I can give you a couple of specific examples of this. In 2010, inspectors with our Meat and Poultry Inspection Division oversaw inspection of 360 million pounds of meat and poultry products. Of that, a total of 23 tons of product were condemned as unsafe and removed from the marketplace. Those same inspectors also conducted 500 investigations into illegal slaughter and processing operations and detained more than a ton of misbranded or adulterated meat products.
Food safety is one of the top priorities of the department and as a parent and grandparent, I am happy that we have folks focused on ensuring safe food products, whether they are our Meat and Poultry inspectors, our Food and Drug inspectors or our Veterinary staff. Each one of these divisions has a specific role to play in food safety in this state from the farm, to the processing facility and to the store shelf.
Other areas where we are working on your behalf are at gas pumps and grocery stores. Our Standards Division examines around 120,000 fuel dispensers statewide. In 2010, we required corrective action on more than 9,000 dispensers. In addition, we issued more than $74,000 in penalties for excessive price scanner errors at grocery stores and other retailers.
The work of these inspec-tors helped ensure the accur-acy of price scanners and gas pumps for consumers. And trust me, people want to be sure they are getting what they pay for.
We are working to protect our environment through the soil testing work of our Agronomic Division. This saves farmers and homeowners money and helps ensure only the right amounts of nutrients are being added to the soil. Our soil lab analyzes more than 300,000 samples annually.
Overall the department's budget is less than three-tenths of one percent of the total state budget, and the services we provide cost North Carolinians less than 2 cents a day. I think that is a bargain when I think about all the ways our services impact people's lives.
Since 2000, we have cut 180 positions, a reduction of more than 10 percent. Another 47 positions are now paid for with receipts instead of tax dollars. This at the same time the overall state budget grew by 45 percent.

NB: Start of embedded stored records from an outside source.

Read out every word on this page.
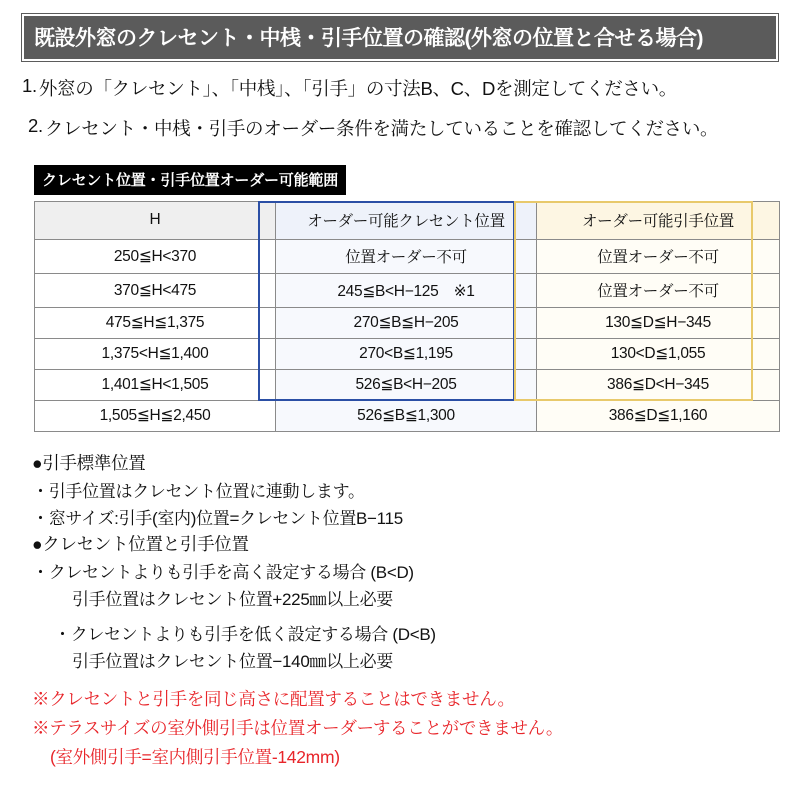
既設外窓のクレセント・中桟・引手位置の確認(外窓の位置と合せる場合)
1. 外窓の「クレセント」、「中桟」、「引手」の寸法B、C、Dを測定してください。
2. クレセント・中桟・引手のオーダー条件を満たしていることを確認してください。
クレセント位置・引手位置オーダー可能範囲
H	オーダー可能クレセント位置	オーダー可能引手位置
250≦H<370	位置オーダー不可	位置オーダー不可
370≦H<475	245≦B<H−125　※1	位置オーダー不可
475≦H≦1,375	270≦B≦H−205	130≦D≦H−345
1,375<H≦1,400	270<B≦1,195	130<D≦1,055
1,401≦H<1,505	526≦B<H−205	386≦D<H−345
1,505≦H≦2,450	526≦B≦1,300	386≦D≦1,160
●引手標準位置
・引手位置はクレセント位置に連動します。
・窓サイズ:引手(室内)位置=クレセント位置B−115
●クレセント位置と引手位置
・クレセントよりも引手を高く設定する場合 (B<D)
引手位置はクレセント位置+225㎜以上必要
・クレセントよりも引手を低く設定する場合 (D<B)
引手位置はクレセント位置−140㎜以上必要
※クレセントと引手を同じ高さに配置することはできません。
※テラスサイズの室外側引手は位置オーダーすることができません。
(室外側引手=室内側引手位置-142mm)
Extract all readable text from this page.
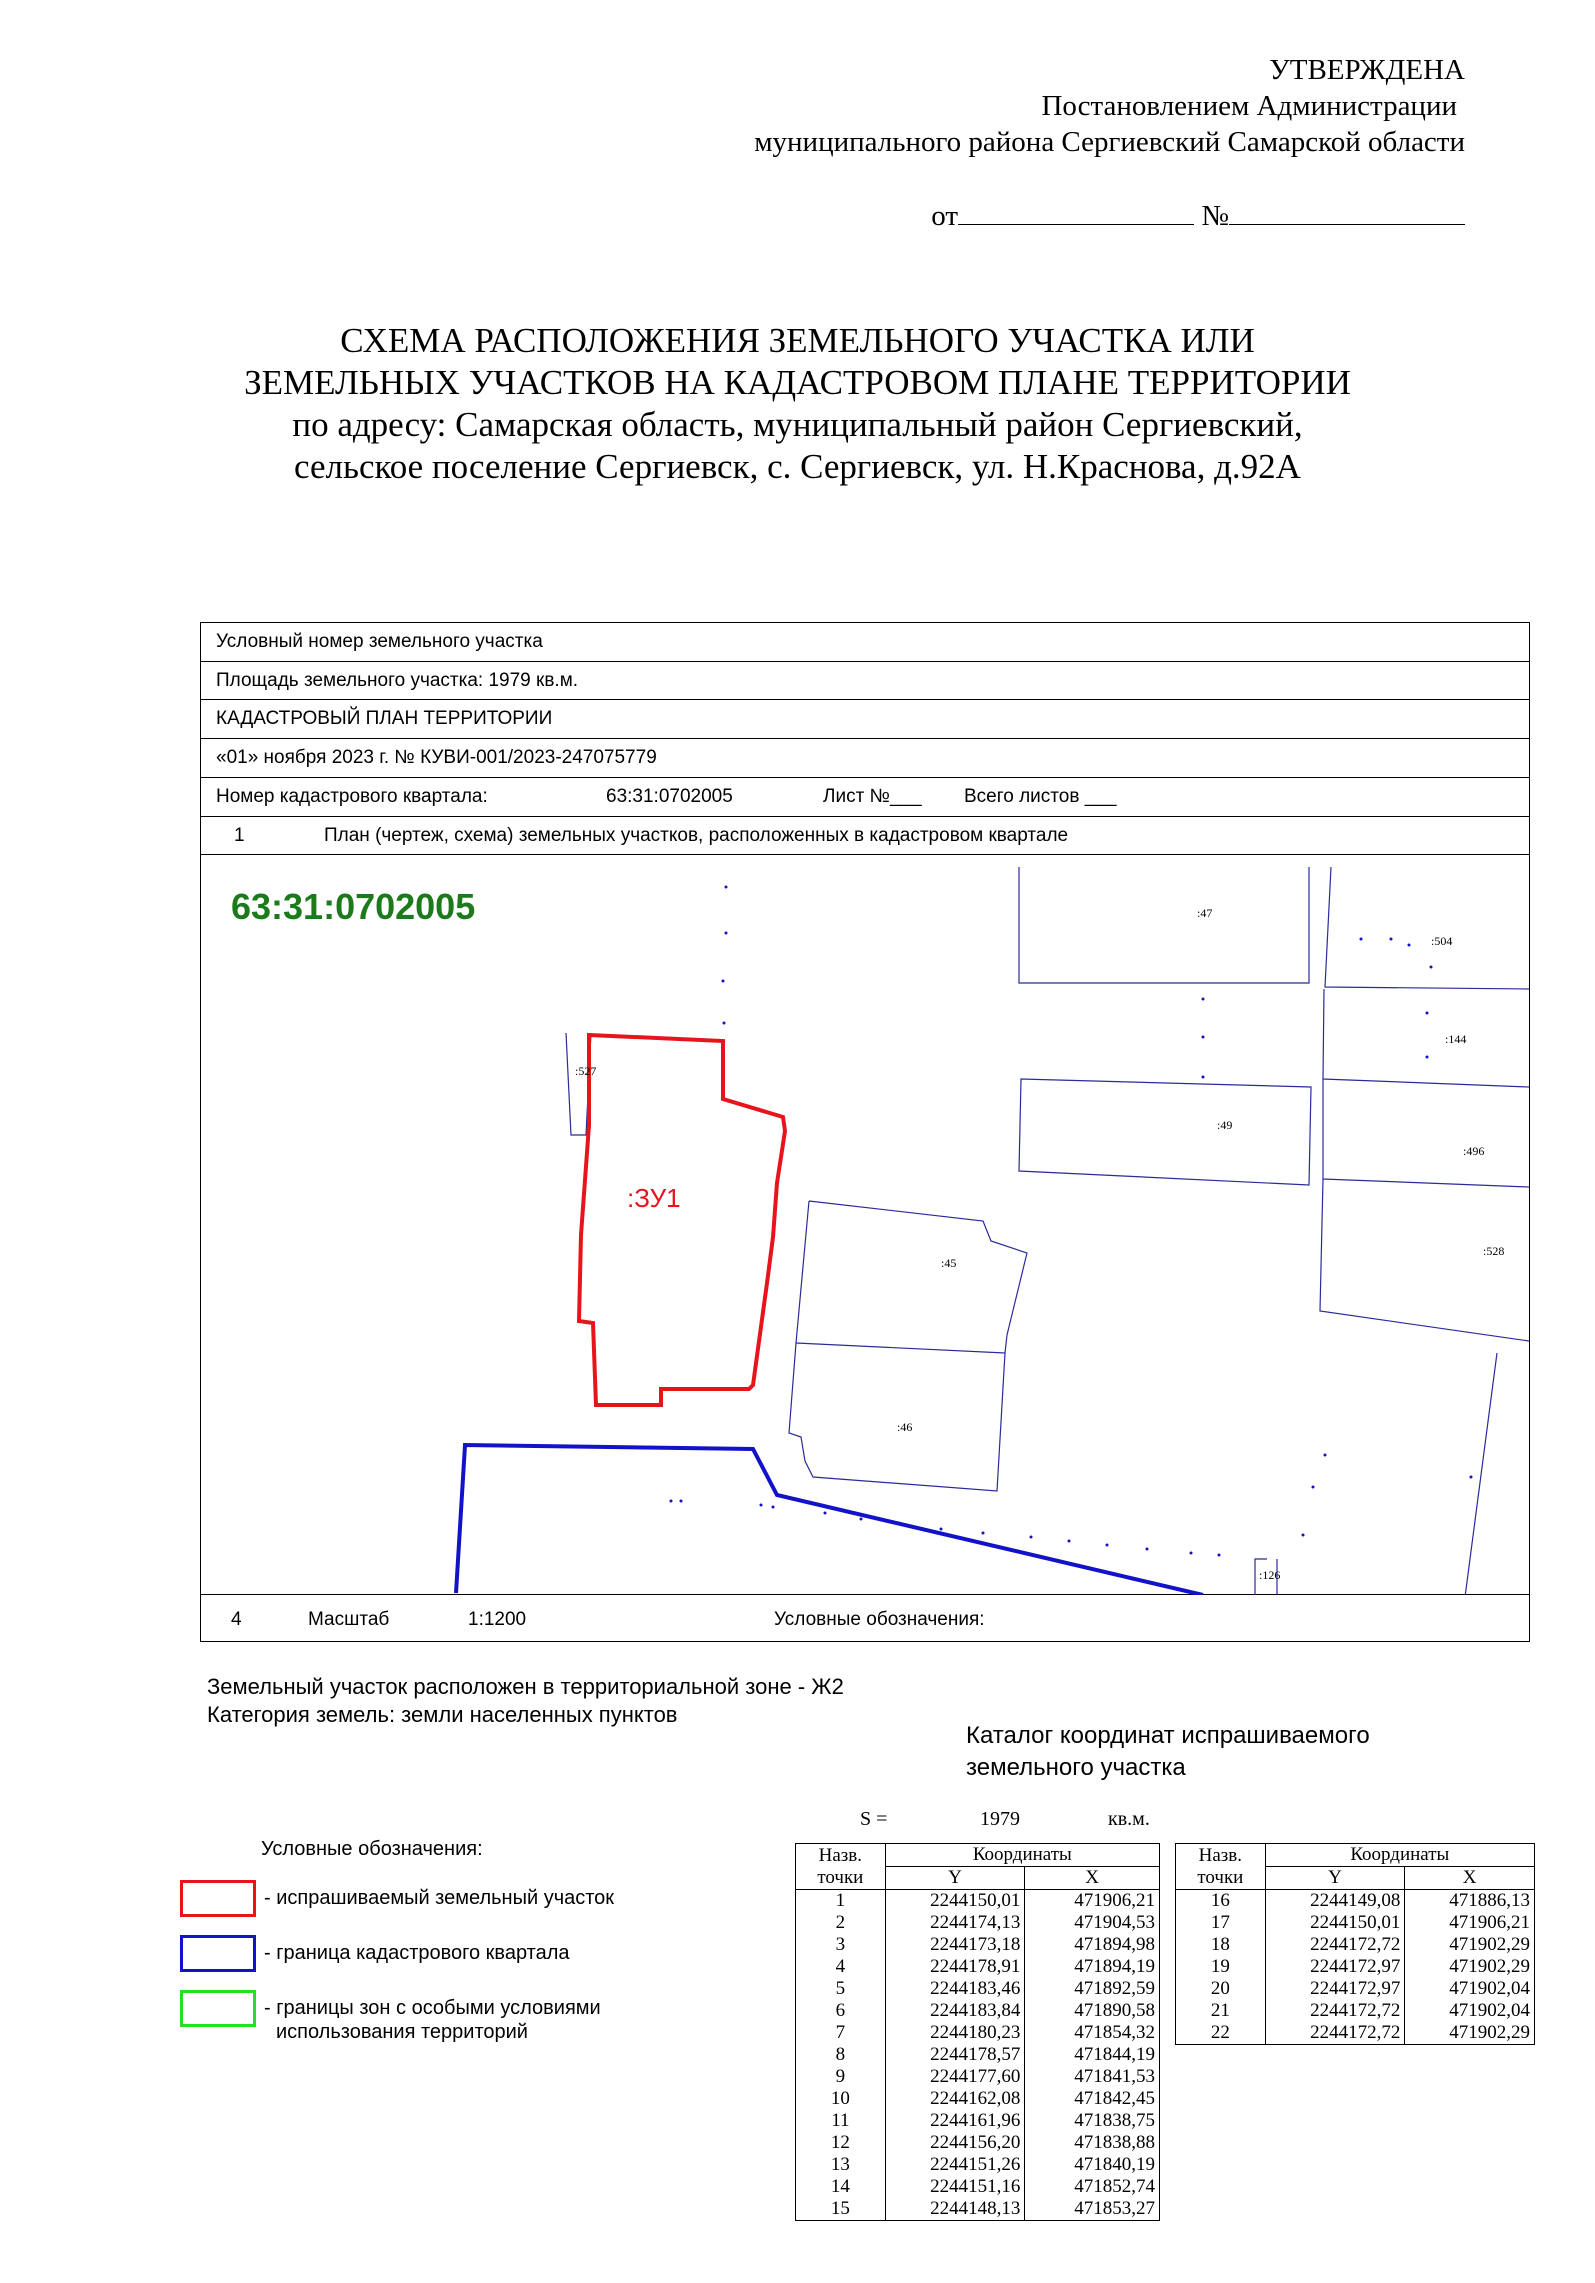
УТВЕРЖДЕНА
Постановлением Администрации
муниципального района Сергиевский Самарской области
от	№
СХЕМА РАСПОЛОЖЕНИЯ ЗЕМЕЛЬНОГО УЧАСТКА ИЛИ
ЗЕМЕЛЬНЫХ УЧАСТКОВ НА КАДАСТРОВОМ ПЛАНЕ ТЕРРИТОРИИ
по адресу: Самарская область, муниципальный район Сергиевский,
сельское поселение Сергиевск, с. Сергиевск, ул. Н.Краснова, д.92А
Условный номер земельного участка
Площадь земельного участка: 1979 кв.м.
КАДАСТРОВЫЙ ПЛАН ТЕРРИТОРИИ
«01» ноября 2023 г. № КУВИ-001/2023-247075779
Номер кадастрового квартала:	63:31:0702005	Лист №___ Всего листов ___
1	План (чертеж, схема) земельных участков, расположенных в кадастровом квартале
63:31:0702005
:ЗУ1
:47
:504
:144
:49
:496
:527
:45
:528
:46
:126
4	Масштаб	1:1200	Условные обозначения:
Земельный участок расположен в территориальной зоне - Ж2
Категория земель: земли населенных пунктов
Каталог координат испрашиваемого
земельного участка
S =	1979	кв.м.
Назв.
точки	Координаты	
	Y	X
1	2244150,01	471906,21
2	2244174,13	471904,53
3	2244173,18	471894,98
4	2244178,91	471894,19
5	2244183,46	471892,59
6	2244183,84	471890,58
7	2244180,23	471854,32
8	2244178,57	471844,19
9	2244177,60	471841,53
10	2244162,08	471842,45
11	2244161,96	471838,75
12	2244156,20	471838,88
13	2244151,26	471840,19
14	2244151,16	471852,74
15	2244148,13	471853,27
Назв.
точки	Координаты	
	Y	X
16	2244149,08	471886,13
17	2244150,01	471906,21
18	2244172,72	471902,29
19	2244172,97	471902,29
20	2244172,97	471902,04
21	2244172,72	471902,04
22	2244172,72	471902,29
Условные обозначения:
- испрашиваемый земельный участок
- граница кадастрового квартала
- границы зон с особыми условиями
использования территорий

I believe the services we provide are critical to the wellbeing of our residents, our farm economy and even our state's economy.
Agriculture remains the leading industry in the state, generating $74 billion for the economy and employing 700,000 people.
Ensuring food safety is critical for public health, but it also critical to the health of the ag economy. We have seen countless examples in the past few years where a food recall has been devastating for all farmers producing that same food product, whether there was a direct link to the recalled product or not.
I believe we need to in-vest in agriculture through marketing and promotions so it remains an economic engine for the state.
I hope as you read this and think about the way the N.C. Department of Agriculture and Consumer Services impacts your lives, you will agree with me that these are programs and services worth supporting.
I plan to make my case to legislators, but I know I will not be alone.